The owner of Ala Moana Center is planning an expansion of the Sears wing that will extend the retail footprint of the state’s largest mall out to Piikoi Street and up four levels.
General Growth Properties Inc. is doubling the retail space at the Ewa end of the mall, replacing the 340,000-square-foot site that Sears will vacate in 2014 with nearly 700,000 square feet of new stores and restaurants, according to a General Growth site plan distributed at last month’s Las Vegas International Council of Shopping Centers conference, where mall operators solicit new tenants.
"That’s known as the tired end of the mall," said Jeff Arce, a partner of The MacNaughton Group, a local developer. "When you go up to the (Sears’) parking deck, except during the holidays, it is just a big empty field. It’s an indication that that’s just not where people want to be. Sears as a retailer, with all due respect, hasn’t maintained the same level of excitement as some of the other tenants that have come into the mall. They can really upgrade and create a more dynamic and exciting retail component."
The confidential site plan, obtained by the Star-Advertiser, includes a three-level anchor tenant with an entrance on Piikoi Street and a new fourth-level parking deck near the Hookipa Terrace.
Chicago-based General Growth is investing $500 million to buy back the lease from Sears, one of the original tenants when Ala Moana opened in 1959, and redevelop the site for a more profitable use, according to New York investment banking and equity research firm Sandler O’Neill & Partners LP.
Ala Moana generates about $1 billion in sales per year and is among the highest-grossing malls in the nation.
General Growth’s spokesman in Chicago, David Keating, would not comment on the plan.
The expansion would allow General Growth to unlock the value of the prime real estate at the Ewa end of the complex and substantially increase revenue for the center, which is between the bustling Waikiki tourism district and growing residential community in Kakaako.
Ala Moana Center is also the end point of the state’s proposed 20-mile elevated rail line, scheduled for completion in 2019.
"The redevelopment of the Sears wing of the mall is a great opportunity for retailers, both local and out-of-state, to adopt a presence at one of the premier malls in the United States," said commercial real estate broker Mark Storfer, chief operating officer of Ala Moana tenant Hilo Hattie and president-elect of Retail Merchants of Hawaii. "What this means for Hawaii is more jobs in the retail sector.

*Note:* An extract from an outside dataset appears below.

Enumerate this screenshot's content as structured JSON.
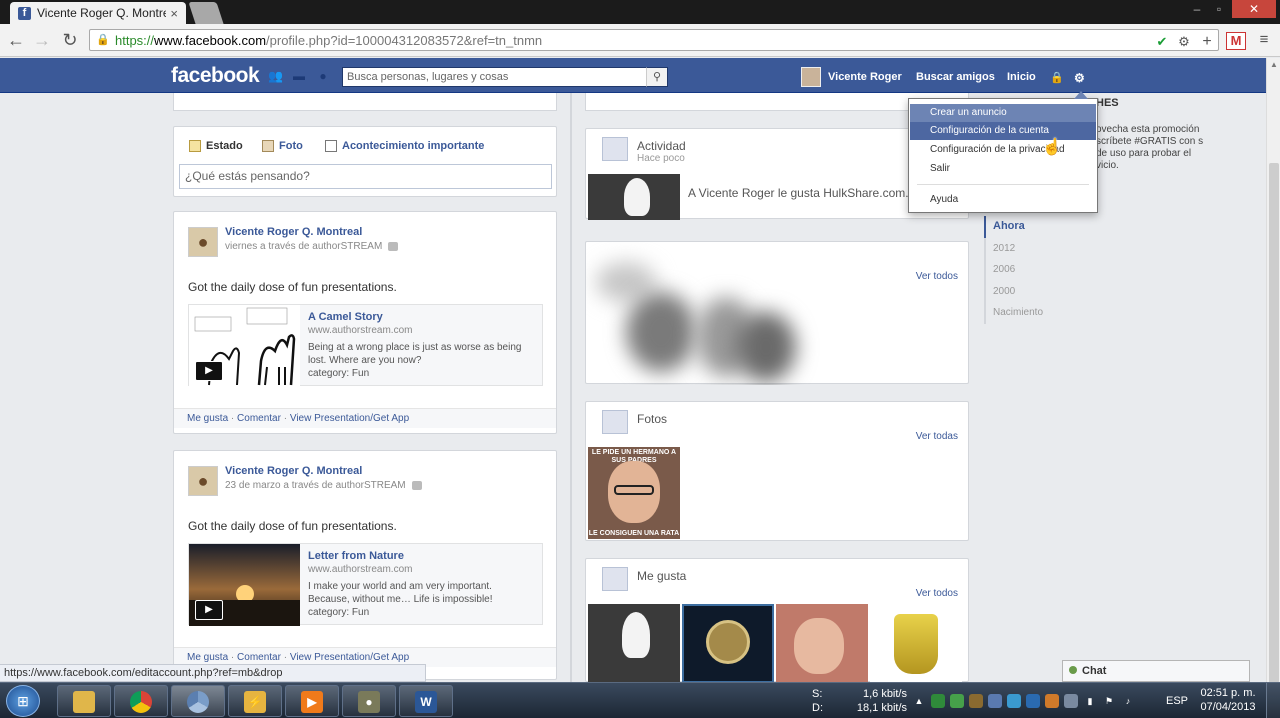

It’ll create more selection and competitive choices for the consumer. It’s going to add dozens, maybe 100, new stores depending on how they configure it."
Ala Moana currently has nearly 300 stores and restaurants, including the state’s only Neiman Marcus.
General Growth recently arranged a new $1.4 billion mortgage on Ala Moana at more attractive interest and maturity terms, a deal that should save money and allow it to reinvest in the property.
In addition to the Ewa expansion, General Growth is planning major upgrades to the mauka area from Centerstage extending to the parking lot on the street level near Kapiolani Boulevard. The plan includes relocating the center stairwell from the ground floor to the mall level, demolishing the shops behind the stage for open space, relocating the public restrooms to the Ewa side of the stage and rebuilding the storefronts on both sides, according to plans General Growth distributed to potential tenants.
"General Growth has approached us (to lease future renovated space) on the ground level in the vicinity of Centerstage," Storfer said.
Ala Moana also is expanding on the opposite end of the mall. The Howard Hughes Corp., which owns the nearby Ward Centers, plans to develop luxury high-rise condominiums above the Nordstrom department store parking lot with The MacNaughton Group and Kobayashi Group.
The growth of the shopping center will extend General Growth’s dominance of Hawaii’s retail market and significantly upgrade the center, which commands annual rents of $200 per square foot.
The project also creates a significant opportunity for retailers, many of whom wait years for a coveted space in the center, whose stores earn on average about $1,200 per square foot per year, or triple the earnings of the average U.S. mall.
The mall expansion may attract new mainland retailers to Hawaii.
"It’ll be great for Hawaii’s retail business because it’s just another opportunity for Hawaii to get a new tenant that otherwise might not come," Arce said.
Some large-scale retailers that have considered entering the local market include Kohl’s, Bloomingdale’s and H&M, according to local real estate brokers.
Subdividing the Sears space follows a previous strategy by General Growth when its last large anchor, J.C. Penney, left the center in 2003.
The mall owner completely redesigned the three-level J.C. Penney store that occupied 220,000 square feet to make way for at least 30 smaller stores and restaurants.